Why Vahland really threw in the towel (hint: Ingrid didn’t make him do it.)

Inge and Winfried Vahland with Karel Gott (center) in Prague

Inge and Winfried Vahland with Karel Gott (center) in Prague

In a surprise announcement, Volkswagen said yesterday that current Skoda CEO Winfried Vahland would leave the company. Surprising, because just two weeks ago, Vahland was officially appointed President and CEO of Volkswagen’s North American Region. Why did he throw in the towel? Was the reason really his wife, or the fact that Winterkorn is no longer in charge, as we are made to believe in a widely copypasted story? Our sources disagree.

“Vahland has told everybody who listened that he wouldn’t accept Diess, or anyone else than the CEO of the Volkswagen Group, as his boss,“ a person close to Vahland tells the Dailykanban. We hear that a surprised Vahland suddenly was confronted with the decision that he would report to Diess as chief of the Volkswagen brand, and that he would not get a seat on the Volkswagen Group board, similar to what China chief Jochem Heizman has as chief of Volkswagen’s China business. “Vahland was asked to step down as head of Skoda, and all in a sudden, he was more or less a lowly North America coordinator, and on top of it, he was asked to take on Group responsibilities while being in a brand position, something that would surely end in disaster” the source said. After considering all of the above, “Vahland did what he always said he would do under these circumstances: Take his hat and leave,” our contact at VW says.

Volkswagen said in an official statement that Vahland left over “differences of opinion over the company’s organization of its North American business.” It was a true statement, and the differences were huge.

Today, Automotive News wants us to believe that “Vahland quit because Martin Winterkorn was no longer the automaker’s CEO and because his wife didn’t want to move to the U.S.” Sorry, it looks like AN was led astray. The story is nonsensical.

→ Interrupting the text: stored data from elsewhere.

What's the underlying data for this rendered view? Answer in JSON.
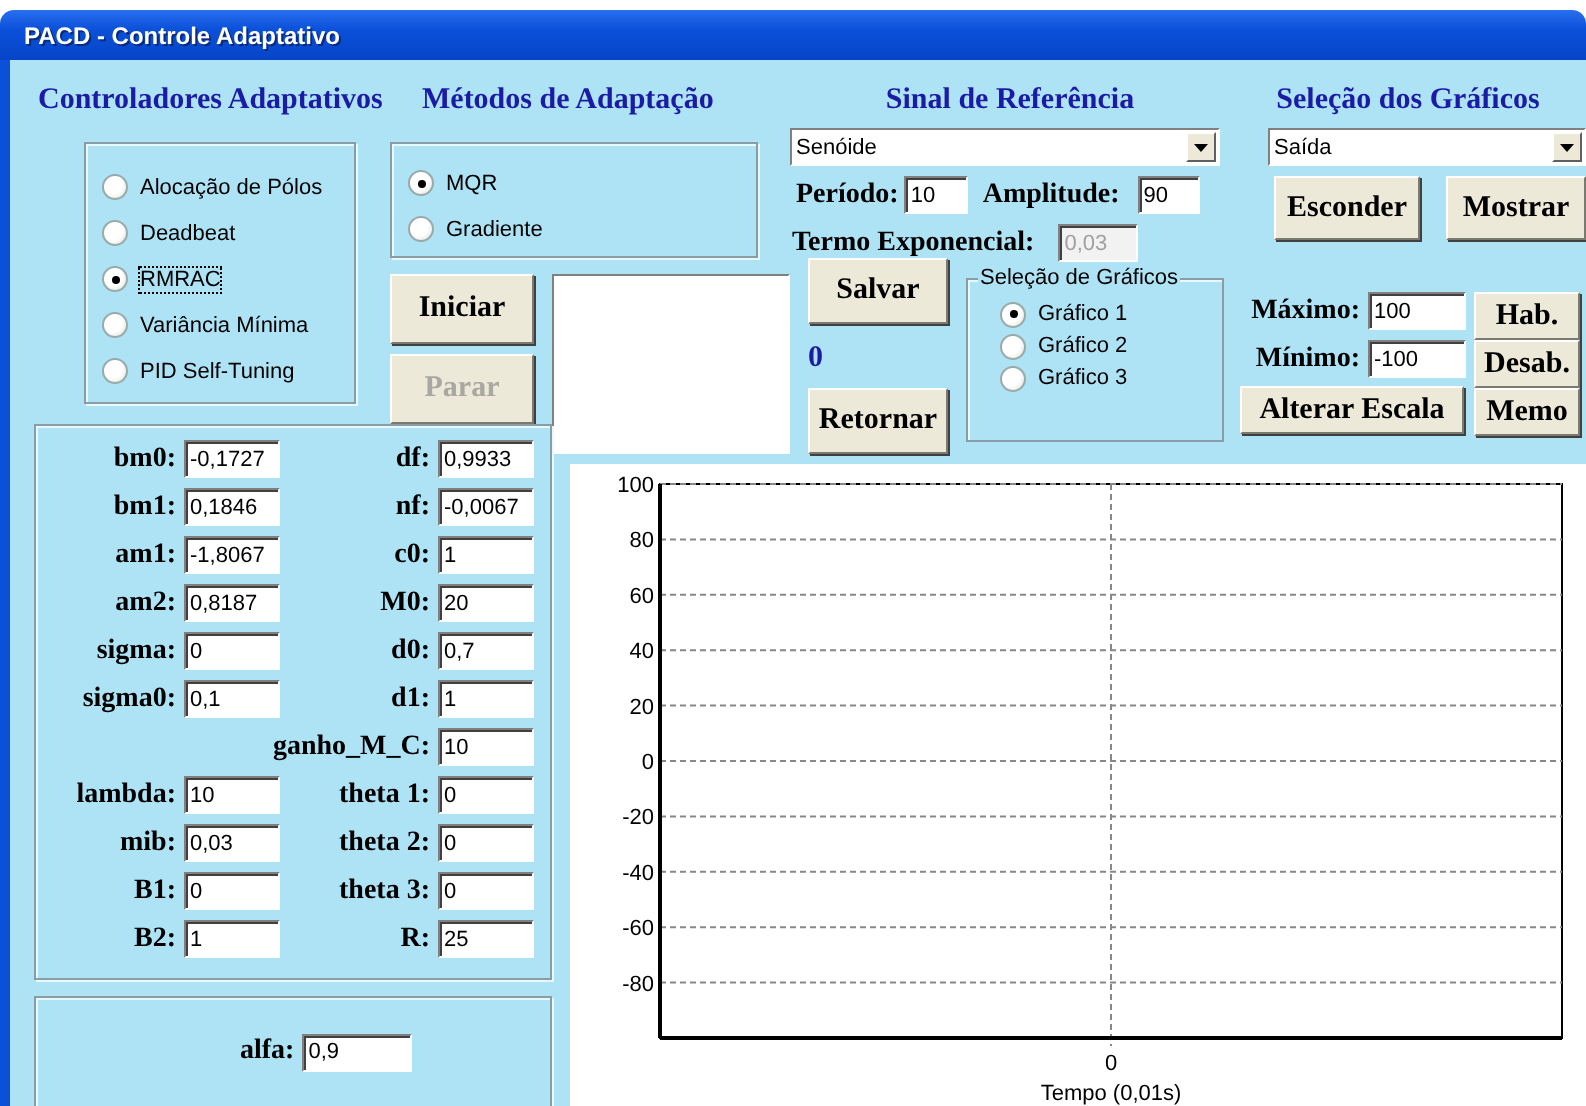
{
  "window": {
    "title": "PACD - Controle Adaptativo"
  },
  "controllers": {
    "title": "Controladores Adaptativos",
    "options": [
      {
        "label": "Alocação de Pólos",
        "selected": false,
        "focused": false
      },
      {
        "label": "Deadbeat",
        "selected": false,
        "focused": false
      },
      {
        "label": "RMRAC",
        "selected": true,
        "focused": true
      },
      {
        "label": "Variância Mínima",
        "selected": false,
        "focused": false
      },
      {
        "label": "PID Self-Tuning",
        "selected": false,
        "focused": false
      }
    ]
  },
  "methods": {
    "title": "Métodos de Adaptação",
    "options": [
      {
        "label": "MQR",
        "selected": true,
        "focused": false
      },
      {
        "label": "Gradiente",
        "selected": false,
        "focused": false
      }
    ]
  },
  "run_buttons": [
    {
      "label": "Iniciar",
      "disabled": false
    },
    {
      "label": "Parar",
      "disabled": true
    }
  ],
  "reference": {
    "title": "Sinal de Referência",
    "signal": "Senóide",
    "period": {
      "label": "Período:",
      "value": "10",
      "disabled": false
    },
    "amplitude": {
      "label": "Amplitude:",
      "value": "90",
      "disabled": false
    },
    "exponential": {
      "label": "Termo Exponencial:",
      "value": "0,03",
      "disabled": true
    }
  },
  "memory": {
    "save": "Salvar",
    "counter": "0",
    "back": "Retornar"
  },
  "graph_frame": {
    "title": "Seleção de Gráficos",
    "options": [
      {
        "label": "Gráfico 1",
        "selected": true,
        "focused": false
      },
      {
        "label": "Gráfico 2",
        "selected": false,
        "focused": false
      },
      {
        "label": "Gráfico 3",
        "selected": false,
        "focused": false
      }
    ]
  },
  "graphs": {
    "title": "Seleção dos Gráficos",
    "selection": "Saída",
    "buttons": [
      "Esconder",
      "Mostrar"
    ]
  },
  "scale": {
    "maximum": {
      "label": "Máximo:",
      "value": "100",
      "disabled": false
    },
    "minimum": {
      "label": "Mínimo:",
      "value": "-100",
      "disabled": false
    },
    "apply": "Alterar Escala",
    "side_buttons": [
      "Hab.",
      "Desab.",
      "Memo"
    ]
  },
  "parameters": [
    [
      {
        "label": "bm0:",
        "value": "-0,1727"
      },
      {
        "label": "df:",
        "value": "0,9933"
      }
    ],
    [
      {
        "label": "bm1:",
        "value": "0,1846"
      },
      {
        "label": "nf:",
        "value": "-0,0067"
      }
    ],
    [
      {
        "label": "am1:",
        "value": "-1,8067"
      },
      {
        "label": "c0:",
        "value": "1"
      }
    ],
    [
      {
        "label": "am2:",
        "value": "0,8187"
      },
      {
        "label": "M0:",
        "value": "20"
      }
    ],
    [
      {
        "label": "sigma:",
        "value": "0"
      },
      {
        "label": "d0:",
        "value": "0,7"
      }
    ],
    [
      {
        "label": "sigma0:",
        "value": "0,1"
      },
      {
        "label": "d1:",
        "value": "1"
      }
    ],
    [
      {
        "label": "ganho_M_C:",
        "value": "10"
      }
    ],
    [
      {
        "label": "lambda:",
        "value": "10"
      },
      {
        "label": "theta 1:",
        "value": "0"
      }
    ],
    [
      {
        "label": "mib:",
        "value": "0,03"
      },
      {
        "label": "theta 2:",
        "value": "0"
      }
    ],
    [
      {
        "label": "B1:",
        "value": "0"
      },
      {
        "label": "theta 3:",
        "value": "0"
      }
    ],
    [
      {
        "label": "B2:",
        "value": "1"
      },
      {
        "label": "R:",
        "value": "25"
      }
    ]
  ],
  "alfa": {
    "label": "alfa:",
    "value": "0,9"
  },
  "chart": {
    "y_labels": [
      "100",
      "80",
      "60",
      "40",
      "20",
      "0",
      "-20",
      "-40",
      "-60",
      "-80"
    ],
    "x_labels": [
      "0"
    ],
    "x_title": "Tempo (0,01s)"
  }
}
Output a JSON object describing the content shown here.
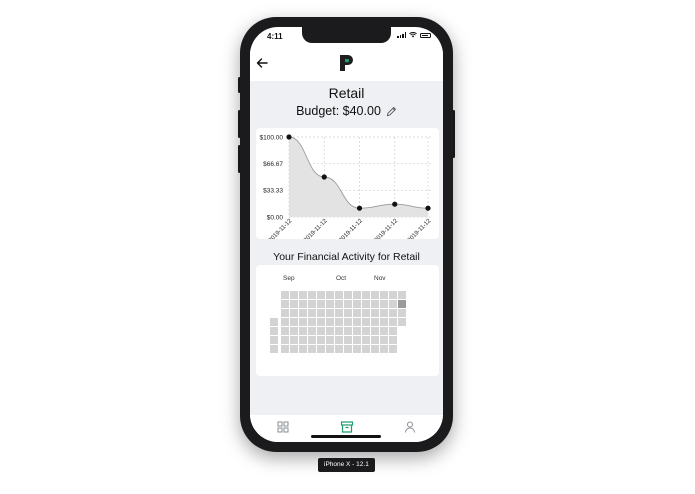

Winterkorn stepped down on September 23. Vahland was appointed North America CEO nearly a week later, on November 29. Winterkorn was no longer CEO of VW when Vahland accepted the job. He also had ample time to discuss the posting with his wife Ingrid Vahland before the announcement went out. Ingrid had followed the husband to Brazil, China, and finally to dreary Mlada Boleslav, bigger hardship posts than Herndon, Virginia. Apparently, in the course of the re-org to be laid-out today to top managers, Vahland was told that he would work for Diess, and not for Mueller as he was promised before. No seat on the Group board. Vahland: “Ich gehe.“ On top of it: Who wants to preside over a minefield?

The red herring that was hooked by Automotive News most likely is a story originating at a Volkswagen PR department that tries to lead away from unrest in the leadership in a time where VW can’t use any more additional stress.  With Vahland, Volkswagen loses one of its most capable managers, a man who deserves VW’s gratitude for what he had done for the company in China and at Skoda. Good on Vahland that he had the backbone to go when promises made were not kept.